Banana Tree House

This is a blog on my incoherent thoughts and painstaking details of my life. Welcome and please consider this the disclaimer...

Monday, December 13, 2004

The Mentality of a Prisoner on Death Row

I read this article about a guy who committed murder (some kids?) in Japan and was thrown in jail for his crime. One day he was just executed without prior notice. The act of the Japanese government elicited a lot of heated discussions. It was said that it's very inhumane (to a murderer??) because he was living everyday not knowning which would be his last. (Note: from the article it sounded like this unannounced execution date thing was not a common practice.)

But here I think, is that how we are all? Walking around everyday not knowing if it will be out last? I guess people don't really consciously think about that everyday. Sometimes I feel like I have the mentality of a person on death row without knowing her execution date. But not for my own mortality. As I have said at the beginning of this blog. I view death in a different light than most. To mean death does not necessarily means a bad thing. When I was an intern at the Coroner's office, the first case I ran into was an old lady committed suicide. I didn't think it was sad. I saw it as the end of her battling with loneliness. Her spouse had passed before her. Perhaps she had no kids. Or maybe she did but they were too busy to visit her. Regardless, it was an end to suffering, in my opinion. I've also seen kids -- babies or toddlers -- died from abuse. Again, that was an end to their suffering, albeit a tragedy. These kids have multiple healed fractures on their bodies at a very young age. Had they lived till twelve or eighteen, it was just more sufferings. In that case, I believe it was almost better that what had happened had happened.

Back to what I was originally saying. I do not sit here and worry too much about my own mortality everyday, though I do occasionally. I worry more about not being able to be with my husband should things happen to me than death itself. They are not the same -- worrying about separation or the impending unknown, you know? I am not afraid of death in that sense. I suppose if I am lying on my death bed and knowing my days are counting, I'd be anxious about what really happens after "death," but as it stands, the idea of passing through this phase doesn't frighten me as much as it does others.
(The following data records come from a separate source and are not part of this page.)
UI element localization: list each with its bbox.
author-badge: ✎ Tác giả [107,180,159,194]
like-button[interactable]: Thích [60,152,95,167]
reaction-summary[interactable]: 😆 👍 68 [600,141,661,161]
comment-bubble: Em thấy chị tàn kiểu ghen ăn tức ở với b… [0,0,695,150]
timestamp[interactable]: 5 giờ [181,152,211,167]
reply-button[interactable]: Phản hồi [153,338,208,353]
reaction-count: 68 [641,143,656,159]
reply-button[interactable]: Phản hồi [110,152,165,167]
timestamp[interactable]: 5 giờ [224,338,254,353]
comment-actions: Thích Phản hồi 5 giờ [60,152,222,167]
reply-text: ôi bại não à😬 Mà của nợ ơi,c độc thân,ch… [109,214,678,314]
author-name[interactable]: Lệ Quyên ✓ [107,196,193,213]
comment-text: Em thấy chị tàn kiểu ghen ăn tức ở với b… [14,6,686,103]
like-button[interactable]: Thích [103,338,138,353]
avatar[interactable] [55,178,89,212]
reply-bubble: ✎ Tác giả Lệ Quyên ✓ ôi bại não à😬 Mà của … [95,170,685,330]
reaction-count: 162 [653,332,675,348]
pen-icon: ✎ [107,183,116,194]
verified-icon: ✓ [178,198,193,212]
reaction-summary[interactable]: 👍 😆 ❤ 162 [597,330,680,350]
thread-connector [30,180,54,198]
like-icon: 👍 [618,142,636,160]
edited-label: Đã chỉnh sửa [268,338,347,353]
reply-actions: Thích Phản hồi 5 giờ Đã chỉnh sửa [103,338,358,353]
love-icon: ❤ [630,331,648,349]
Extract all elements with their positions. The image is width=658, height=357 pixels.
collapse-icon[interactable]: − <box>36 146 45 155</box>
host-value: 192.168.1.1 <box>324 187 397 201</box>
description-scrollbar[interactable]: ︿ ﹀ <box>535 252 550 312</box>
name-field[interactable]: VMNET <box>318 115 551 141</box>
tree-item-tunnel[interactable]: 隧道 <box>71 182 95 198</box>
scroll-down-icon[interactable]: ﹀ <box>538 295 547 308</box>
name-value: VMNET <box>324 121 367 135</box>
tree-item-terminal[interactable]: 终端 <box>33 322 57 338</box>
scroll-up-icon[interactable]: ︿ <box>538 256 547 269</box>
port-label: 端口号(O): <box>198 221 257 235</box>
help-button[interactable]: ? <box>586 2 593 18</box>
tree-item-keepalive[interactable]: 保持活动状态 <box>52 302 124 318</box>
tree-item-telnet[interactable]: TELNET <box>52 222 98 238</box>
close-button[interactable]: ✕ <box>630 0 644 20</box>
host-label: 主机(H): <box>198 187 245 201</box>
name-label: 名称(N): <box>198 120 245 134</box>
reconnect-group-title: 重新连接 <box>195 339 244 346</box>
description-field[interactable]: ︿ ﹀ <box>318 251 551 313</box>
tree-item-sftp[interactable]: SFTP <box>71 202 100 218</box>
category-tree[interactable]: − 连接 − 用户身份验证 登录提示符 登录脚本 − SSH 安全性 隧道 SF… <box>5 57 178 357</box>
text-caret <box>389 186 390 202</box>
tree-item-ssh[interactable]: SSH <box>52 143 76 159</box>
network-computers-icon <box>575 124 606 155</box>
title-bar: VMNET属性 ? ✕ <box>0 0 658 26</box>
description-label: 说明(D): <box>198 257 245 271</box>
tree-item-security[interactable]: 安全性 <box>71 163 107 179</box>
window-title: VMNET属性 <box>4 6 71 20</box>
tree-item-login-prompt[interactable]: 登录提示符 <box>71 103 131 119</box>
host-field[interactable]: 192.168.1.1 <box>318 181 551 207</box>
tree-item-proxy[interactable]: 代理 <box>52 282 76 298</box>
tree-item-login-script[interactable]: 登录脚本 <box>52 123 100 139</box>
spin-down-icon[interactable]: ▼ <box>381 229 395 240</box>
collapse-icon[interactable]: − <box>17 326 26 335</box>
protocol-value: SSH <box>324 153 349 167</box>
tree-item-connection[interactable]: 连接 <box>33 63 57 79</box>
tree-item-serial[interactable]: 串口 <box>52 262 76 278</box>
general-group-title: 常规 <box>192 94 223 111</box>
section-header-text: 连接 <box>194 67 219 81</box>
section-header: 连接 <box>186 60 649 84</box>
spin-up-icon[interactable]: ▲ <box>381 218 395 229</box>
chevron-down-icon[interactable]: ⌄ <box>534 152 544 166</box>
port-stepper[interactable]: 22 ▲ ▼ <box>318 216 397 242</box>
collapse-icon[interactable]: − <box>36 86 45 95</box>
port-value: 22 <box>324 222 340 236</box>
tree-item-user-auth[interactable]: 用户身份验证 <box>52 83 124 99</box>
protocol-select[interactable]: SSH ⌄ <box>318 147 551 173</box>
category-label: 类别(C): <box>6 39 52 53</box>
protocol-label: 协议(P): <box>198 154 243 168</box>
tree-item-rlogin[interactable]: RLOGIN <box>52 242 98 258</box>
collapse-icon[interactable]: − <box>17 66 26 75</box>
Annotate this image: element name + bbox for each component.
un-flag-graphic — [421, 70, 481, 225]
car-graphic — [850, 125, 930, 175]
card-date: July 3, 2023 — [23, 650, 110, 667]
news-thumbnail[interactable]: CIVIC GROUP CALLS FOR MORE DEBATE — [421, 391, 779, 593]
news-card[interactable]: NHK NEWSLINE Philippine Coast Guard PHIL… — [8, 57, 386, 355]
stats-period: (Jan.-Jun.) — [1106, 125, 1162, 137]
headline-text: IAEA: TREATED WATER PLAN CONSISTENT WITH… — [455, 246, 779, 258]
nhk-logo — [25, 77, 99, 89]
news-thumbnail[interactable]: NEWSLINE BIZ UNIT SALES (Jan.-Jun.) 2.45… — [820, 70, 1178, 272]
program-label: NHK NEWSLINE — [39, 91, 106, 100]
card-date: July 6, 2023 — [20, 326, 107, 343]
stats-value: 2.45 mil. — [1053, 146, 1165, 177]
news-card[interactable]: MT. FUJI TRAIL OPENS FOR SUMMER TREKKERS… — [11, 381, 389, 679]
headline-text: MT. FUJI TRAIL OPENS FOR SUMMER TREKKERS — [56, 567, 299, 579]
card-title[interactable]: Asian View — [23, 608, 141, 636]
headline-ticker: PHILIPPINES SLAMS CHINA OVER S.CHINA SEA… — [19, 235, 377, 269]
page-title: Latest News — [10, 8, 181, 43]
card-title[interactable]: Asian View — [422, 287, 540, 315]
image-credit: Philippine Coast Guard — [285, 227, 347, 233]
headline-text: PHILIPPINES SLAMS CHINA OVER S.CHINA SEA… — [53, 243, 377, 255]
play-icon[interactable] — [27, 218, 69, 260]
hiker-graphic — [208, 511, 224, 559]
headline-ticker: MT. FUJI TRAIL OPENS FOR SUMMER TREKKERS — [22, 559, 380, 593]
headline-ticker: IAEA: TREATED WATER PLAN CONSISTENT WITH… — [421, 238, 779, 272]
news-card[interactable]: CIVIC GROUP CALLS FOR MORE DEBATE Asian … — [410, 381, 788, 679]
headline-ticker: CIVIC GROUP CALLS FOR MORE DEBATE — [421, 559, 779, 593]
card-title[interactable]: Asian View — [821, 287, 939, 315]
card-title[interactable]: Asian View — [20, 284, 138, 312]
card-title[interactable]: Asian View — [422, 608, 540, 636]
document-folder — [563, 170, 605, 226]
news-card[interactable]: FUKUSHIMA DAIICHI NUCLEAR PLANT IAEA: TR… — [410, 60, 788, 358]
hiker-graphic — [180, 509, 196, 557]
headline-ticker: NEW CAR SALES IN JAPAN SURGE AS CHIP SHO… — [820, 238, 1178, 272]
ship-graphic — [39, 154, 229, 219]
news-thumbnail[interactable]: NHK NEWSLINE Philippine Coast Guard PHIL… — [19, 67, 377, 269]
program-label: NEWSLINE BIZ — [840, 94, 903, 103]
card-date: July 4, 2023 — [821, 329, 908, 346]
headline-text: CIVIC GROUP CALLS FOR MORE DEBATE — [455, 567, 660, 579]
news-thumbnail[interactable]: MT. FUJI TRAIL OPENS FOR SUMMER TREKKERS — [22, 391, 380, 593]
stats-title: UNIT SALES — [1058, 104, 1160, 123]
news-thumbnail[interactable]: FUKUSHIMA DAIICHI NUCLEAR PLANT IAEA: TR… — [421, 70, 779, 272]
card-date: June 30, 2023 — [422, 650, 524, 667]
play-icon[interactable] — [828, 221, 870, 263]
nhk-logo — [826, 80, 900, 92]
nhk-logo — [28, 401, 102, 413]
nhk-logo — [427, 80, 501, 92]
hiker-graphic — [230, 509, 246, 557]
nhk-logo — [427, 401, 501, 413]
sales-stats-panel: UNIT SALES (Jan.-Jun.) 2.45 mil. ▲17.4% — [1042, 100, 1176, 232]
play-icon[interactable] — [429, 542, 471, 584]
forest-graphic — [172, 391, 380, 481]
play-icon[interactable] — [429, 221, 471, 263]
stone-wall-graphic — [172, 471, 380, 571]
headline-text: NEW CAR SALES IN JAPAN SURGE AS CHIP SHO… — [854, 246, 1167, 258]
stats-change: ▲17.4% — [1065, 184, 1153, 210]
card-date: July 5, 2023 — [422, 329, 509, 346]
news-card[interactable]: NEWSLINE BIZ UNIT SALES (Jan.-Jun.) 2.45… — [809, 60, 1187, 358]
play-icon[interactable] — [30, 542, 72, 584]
Instead, I worry for the mortality of my husband. Having no family or siblings and not even a lot of close friends, my husband means more than life itself to me. Some might argue that it's not healthy that way, but that's just the way it is. I did not make it this way, nor do I wish it's different. It just is this way. Forty thousand people are killed each year from drunk driving related accidents. That was my biggest fear. Senseless deaths (not the drunk drivers, I couldn't care less about them, but their innocent victims) enrage me, especially that of pre college teens. I can't divulge too much details, but when I was working at the tissue bank, the story of how this teenage girl was killed by two drunk drivers made me cried. It was the first and last time I have cried over a donor. I had always been very detached through out my three and a half years in the dead people field. Had I been assigned to that case, I would have to decline it.

I always worried about my husband being killed by a reckless or drunk driver when I am not with him. The fear of having to deal with the loss of him gets so overwhelming sometimes that the only way I can go on is to tell myself that I have the option of not having to live without him. Meaning that it would be a choice of mine whether to go on on my own in the event that I lost him. I have vocalized that idea to him before. He didn't like it at first. He still doesn't now. He doesn't want me to kill myself if he dies before me. But I argue that that should be my choice, not his. I am not saying that I would necessarily follow through with it, but I like to keep that option open. I will cross that bridge when I come to it, but for the time being, I need to know that I have that option to go on. In a sense it's like a religion to me. Some needs to know that there's a God and afterlife to go on. I need to know I have an option in the event that tragic happens to me (or more like my husband).

I was finally able to get him to the point of discussing the method with me. He asked me how I intend to do it. And I said I was considering shooting myself. (I've always been asking him to take me to a shooting range and teach me how to shoot and to buy a gun. :) But he suggested carbon monoxide poisoning as a better alternative, and I think he might be right. But if and when it comes to that, I'll need a fool-proof method. The last thing I want was to be saved after a failed attempt. (Also seen a woman who finally successfully killed herself on her ELEVENTH try. I think when someone was that determined, they really should respect her wish and stop trying to interfere.) I was actually very happy that my husband was willing to discuss that with me, albeit he strongly disagrees with my plan. Like I have said, that's the kind of open, clinical, and analytical relationship that we have, and I wouldn't want it any other way.